Pound Traders Sell on May as Prime Minister Lays Out Brexit Goalby
May signals U.K. to quit single market to curb immigration
Sterling also fell following May’s conference speech last year
Currency investors, who cheered Prime Minister Theresa May’s arrival in Downing Street, are increasingly seeing her as a trigger to sell.
The pound has tumbled following two of May’s major set piece events since the start of her premiership: her speech at the Conservative Party conference and Sunday’s traditional new-year television interview. In both, the Prime Minister boosted speculation the U.K. is more likely to pursue an exit from the European Union that prioritizes immigration controls over single-market membership, spooking pound investors hoping for a less radical solution.
With currency traders crying out for news of any developments on the process to leave the European Union, May’s speeches and interviews have been one of their most fruitful sources of information. That means the currency, which has been among the biggest market casualties of the Brexit vote, has tended to react in a volatile fashion even if, as in Sunday’s interview, May has mainly reiterated existing views. She said on Monday her comments yesterday about Brexit were no change from her previous stance.
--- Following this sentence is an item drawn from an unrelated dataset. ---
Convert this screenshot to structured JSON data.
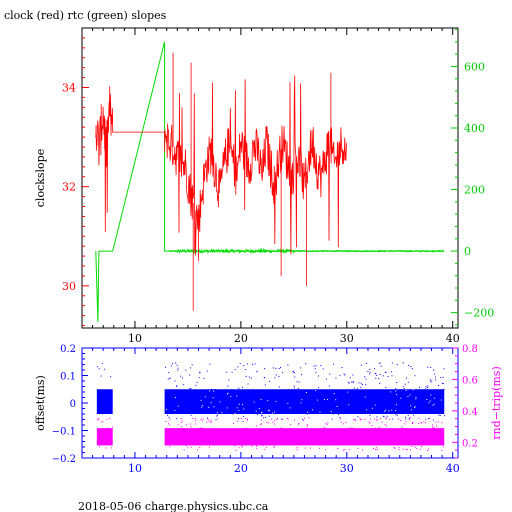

“It looks almost certainly now like a hard Brexit, and the market doesn’t like it,” Erik Nielsen, global chief economist at UniCredit SpA in London, said on Bloomberg Television. “It’s a political crisis in the brewing here, for sure.”
In her first televised interview this year, May told Sky News on Sunday that leaving the European Union will be about “getting the right relationship, not about keeping bits of membership.” The pound fell 0.9 percent to $1.2172 by 11:39 a.m. London time on Monday, after touching the weakest level since Oct. 28. That brought its decline since the June 23 vote to more than 18 percent.
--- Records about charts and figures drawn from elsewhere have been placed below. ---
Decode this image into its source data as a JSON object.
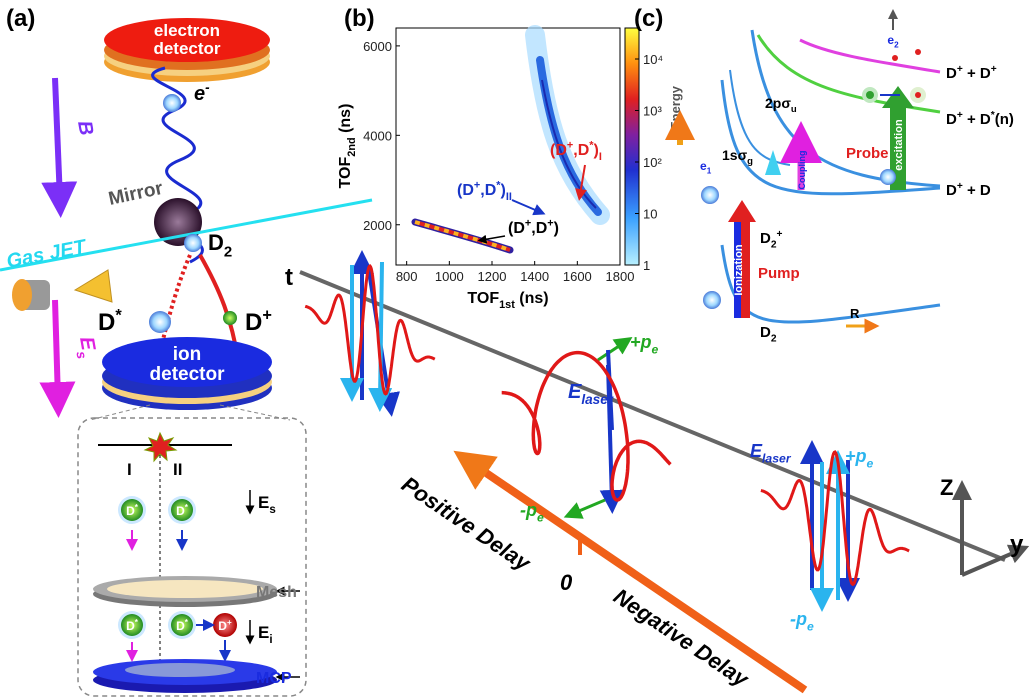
{
  "panel_a": {
    "label": "(a)",
    "electron_detector": [
      "electron",
      "detector"
    ],
    "electron": [
      "e",
      {
        "sup": "-"
      }
    ],
    "magnetic_field": "B",
    "mirror": "Mirror",
    "molecule": [
      "D",
      {
        "sub": "2"
      }
    ],
    "gas_jet": "Gas JET",
    "excited_atom": [
      "D",
      {
        "sup": "*"
      }
    ],
    "ion": [
      "D",
      {
        "sup": "+"
      }
    ],
    "electric_field": [
      "E",
      {
        "sub": "s"
      }
    ],
    "ion_detector": [
      "ion",
      "detector"
    ],
    "inset": {
      "channels": [
        "I",
        "II"
      ],
      "field_s": [
        "E",
        {
          "sub": "s"
        }
      ],
      "badges_top": [
        [
          "D",
          {
            "sup": "*"
          }
        ],
        [
          "D",
          {
            "sup": "*"
          }
        ]
      ],
      "mesh": "Mesh",
      "badges_bottom": [
        [
          "D",
          {
            "sup": "*"
          }
        ],
        [
          "D",
          {
            "sup": "*"
          }
        ],
        [
          "D",
          {
            "sup": "+"
          }
        ]
      ],
      "field_i": [
        "E",
        {
          "sub": "i"
        }
      ],
      "mcp": "MCP"
    }
  },
  "panel_b": {
    "label": "(b)",
    "x_label": [
      "TOF",
      {
        "sub": "1st"
      },
      " (ns)"
    ],
    "y_label": [
      "TOF",
      {
        "sub": "2nd"
      },
      " (ns)"
    ],
    "xlim": [
      750,
      1800
    ],
    "xticks": [
      800,
      1000,
      1200,
      1400,
      1600,
      1800
    ],
    "ylim": [
      1100,
      6400
    ],
    "yticks": [
      2000,
      4000,
      6000
    ],
    "colorbar": {
      "scale": "log",
      "lim": [
        1,
        40000
      ],
      "ticks": [
        1,
        10,
        {
          "value": 100,
          "label": "10²"
        },
        {
          "value": 1000,
          "label": "10³"
        },
        {
          "value": 10000,
          "label": "10⁴"
        }
      ]
    },
    "channel_I": [
      "(D",
      {
        "sup": "+"
      },
      ",D",
      {
        "sup": "*"
      },
      ")",
      {
        "sub": "I"
      }
    ],
    "channel_II": [
      "(D",
      {
        "sup": "+"
      },
      ",D",
      {
        "sup": "*"
      },
      ")",
      {
        "sub": "II"
      }
    ],
    "coincidence": [
      "(D",
      {
        "sup": "+"
      },
      ",D",
      {
        "sup": "+"
      },
      ")"
    ]
  },
  "panel_c": {
    "label": "(c)",
    "energy": "Energy",
    "electron_2": [
      "e",
      {
        "sub": "2"
      }
    ],
    "dissociation_2": [
      "D",
      {
        "sup": "+"
      },
      " + D",
      {
        "sup": "+"
      }
    ],
    "state_2p": [
      "2pσ",
      {
        "sub": "u"
      }
    ],
    "state_1s": [
      "1sσ",
      {
        "sub": "g"
      }
    ],
    "coupling": "Coupling",
    "probe": "Probe",
    "excitation": "excitation",
    "dissociation_excited": [
      "D",
      {
        "sup": "+"
      },
      " + D",
      {
        "sup": "*"
      },
      "(n)"
    ],
    "dissociation_1": [
      "D",
      {
        "sup": "+"
      },
      " + D"
    ],
    "electron_1": [
      "e",
      {
        "sub": "1"
      }
    ],
    "ion_state": [
      "D",
      {
        "sub": "2"
      },
      {
        "sup": "+"
      }
    ],
    "ionization": "Ionization",
    "pump": "Pump",
    "ground": [
      "D",
      {
        "sub": "2"
      }
    ],
    "coordinate": "R"
  },
  "main": {
    "time_axis": "t",
    "pe_plus": [
      "+p",
      {
        "sub": "e"
      }
    ],
    "e_laser": [
      "E",
      {
        "sub": "laser"
      }
    ],
    "pe_minus": [
      "-p",
      {
        "sub": "e"
      }
    ],
    "positive_delay": "Positive Delay",
    "zero": "0",
    "negative_delay": "Negative Delay",
    "e_laser_right": [
      "E",
      {
        "sub": "laser"
      }
    ],
    "pe_plus_right": [
      "+p",
      {
        "sub": "e"
      }
    ],
    "pe_minus_right": [
      "-p",
      {
        "sub": "e"
      }
    ],
    "z_axis": "Z",
    "y_axis": "y"
  }
}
The currency fell 1 percent on Oct. 3, the day after May’s conference speech laid out plans to trigger the U.K.’s exit in the first quarter of 2017. That kicked off a week of selling that culminated in the Oct. 7 flash crash, which took sterling to the lowest level since 1985.
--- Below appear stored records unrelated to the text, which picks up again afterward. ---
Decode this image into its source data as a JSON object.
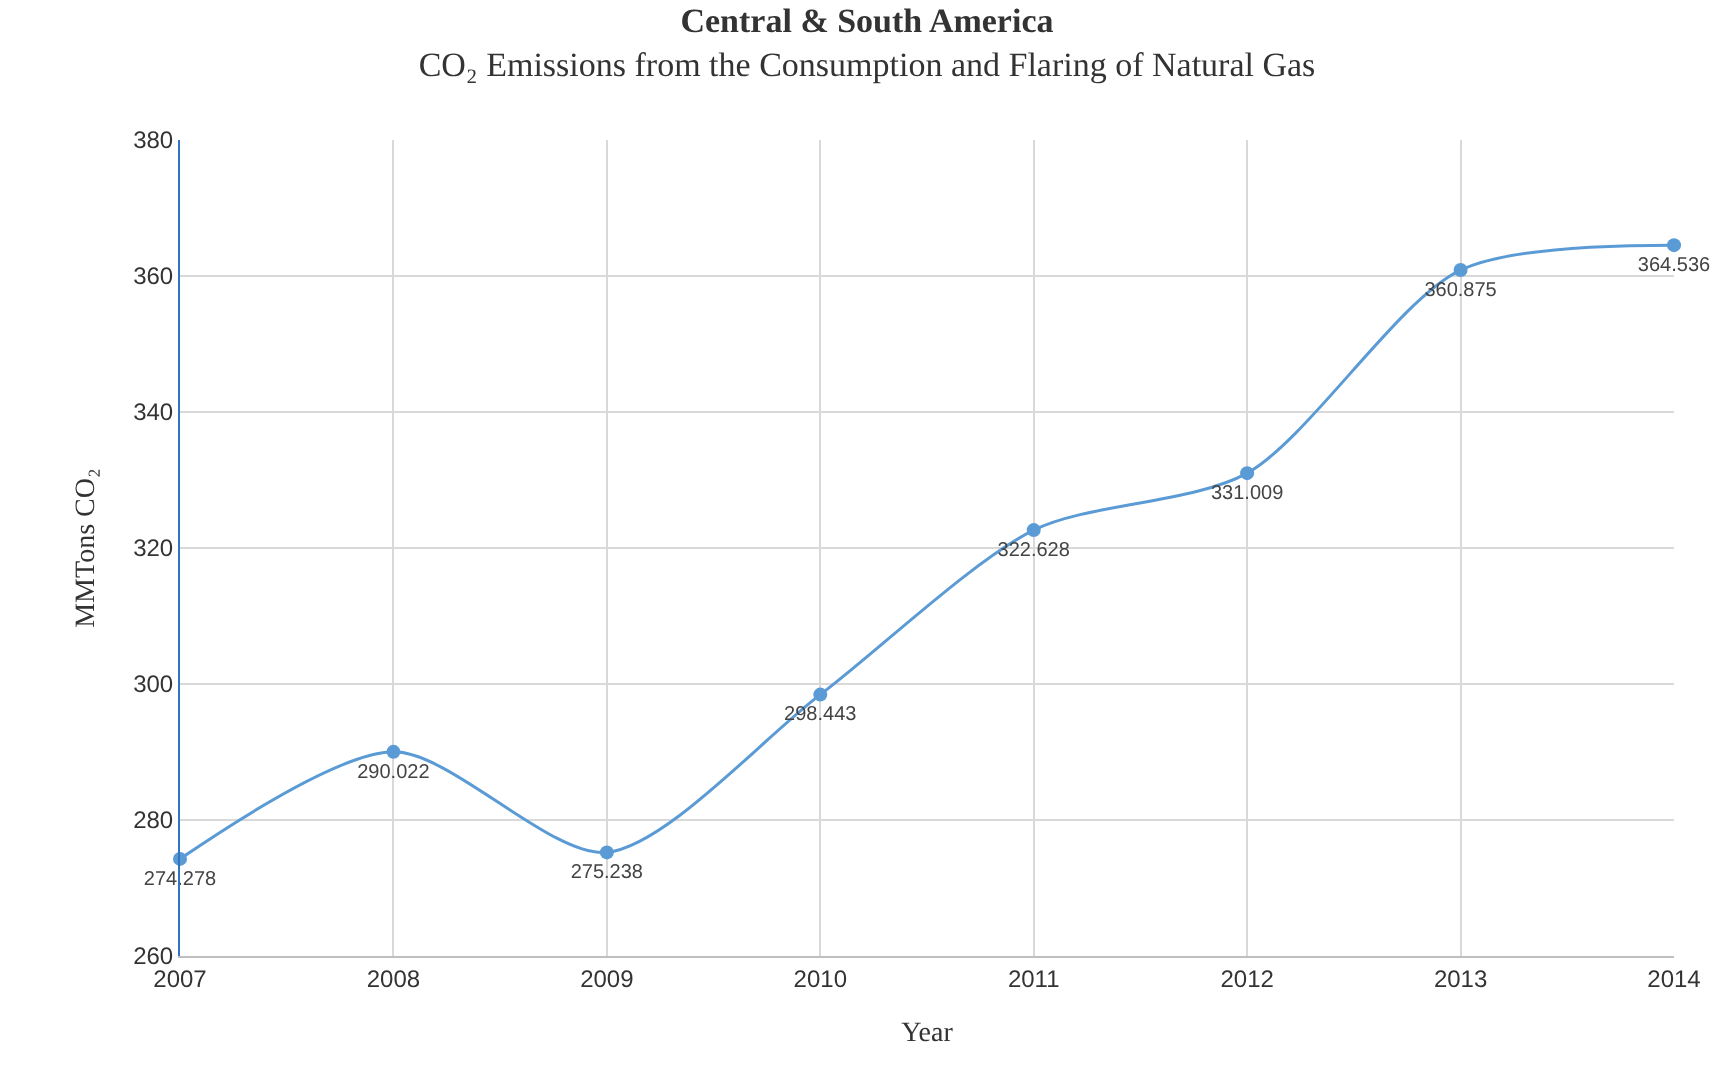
{
  "chart_data": {
    "type": "line",
    "title": "Central & South America",
    "subtitle": "CO₂ Emissions from the Consumption and Flaring of Natural Gas",
    "xlabel": "Year",
    "ylabel": "MMTons CO₂",
    "x": [
      2007,
      2008,
      2009,
      2010,
      2011,
      2012,
      2013,
      2014
    ],
    "series": [
      {
        "color": "#5b9bd5",
        "values": [
          274.278,
          290.022,
          275.238,
          298.443,
          322.628,
          331.009,
          360.875,
          364.536
        ]
      }
    ],
    "xlim": [
      2007,
      2014
    ],
    "xticks": [
      2007,
      2008,
      2009,
      2010,
      2011,
      2012,
      2013,
      2014
    ],
    "ylim": [
      260,
      380
    ],
    "yticks": [
      260,
      280,
      300,
      320,
      340,
      360,
      380
    ],
    "grid": true,
    "marker": "circle",
    "line_style": "solid",
    "data_labels": true
  }
}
Sill, pound investors have also welcomed some interventions from May. The currency climbed 1.2 percent when, in a Nov. 21 speech to the Confederation of British Industry’s annual conference, the Prime Minister acknowledged calls from business leaders to avoid a “cliff edge” in which the U.K. leaves before sealing a fresh trade deal, a signal she may be open to seeking a transitional agreement to bridge any gap.
The “government is struggling to distance itself from a hard Brexit,” said Chris Turner, a strategist at ING Groep NV, adding that could lead sterling to hit 1.21 per dollar this week.